Eye protection with a corneal shield is very important for patients if treatment involves the periorbital or eyelid area, Dr. Kelly said, noting that proper eye protection is also important for those treating the patient.

During treatment, she recommends using a 585-nm or 595-nm wavelength and 0.45-3 millisecond pulse duration--varying pulse duration and wavelength over time to achieve optimal results. Placing patients in the Trendelenburg position can increase blood flow to the area of the PWS, according to Dr. Kelly, who is also with the university's Vascular Birthmarks and Malformations Diagnostic Treatment Center.
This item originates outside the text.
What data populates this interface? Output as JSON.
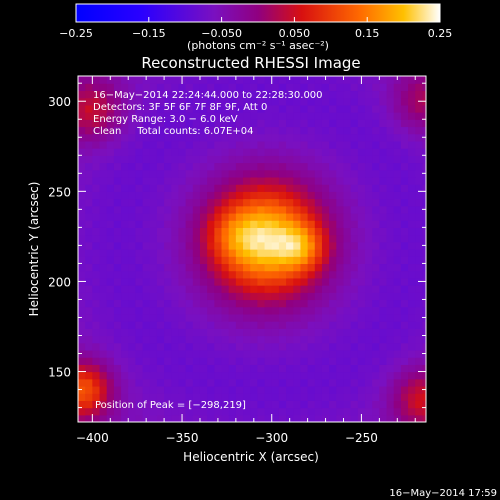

Postoperatively, ice should be applied to the treated area, which should be elevated for the first 1-2 postoperative days. A mild analgesic like acetaminophen should be used for discomfort, she said. An emollient should be applied to the treated area, and patients should protect the treated area from sun exposure. A bleaching cream such as hydroquinone may be started 2-3 weeks after treatment for some patients.

Dr. Kelly said that most PWS birthmarks get lighter but require multiple treatments. Some lesions, however, are resistant to treatment, and complete removal is uncommon.

Research on improving results of PWS - to achieve more complete clearance over a shorter period of time - includes studies of imaging methods like laser speckle imaging (LSI), which is used intraoperatively to evaluate the impact of laser treatment on blood flow to determine if flow to the lesional blood vessel is decreased dramatically or shut down.

"Presumably, a greater reduction in flow is associated with greater damage to the blood vessels," said Dr. Kelly, who, with her associates, is studying whether a greater reduction in blood flow during treatment ultimately leads to better results. "We think it does, but we don't know that for sure yet," she said.

They also are studying whether the use of adjunctive agents after laser treatment improves results. These agents include antiangiogenic agents applied topically or administered orally or intravenously. An early study of imiquimod, an immune modulator with antiangiogenic effects, is underway, she noted.

Dr. Kelly disclosed that she has received research grants from Candela Corp. and Graceway Pharmaceuticals, and has served as a consultant to Lumenis. In addition, Graceway and Genentech have donated products for studies she is conducting.

SDEF and this news organization are both owned by Elsevier.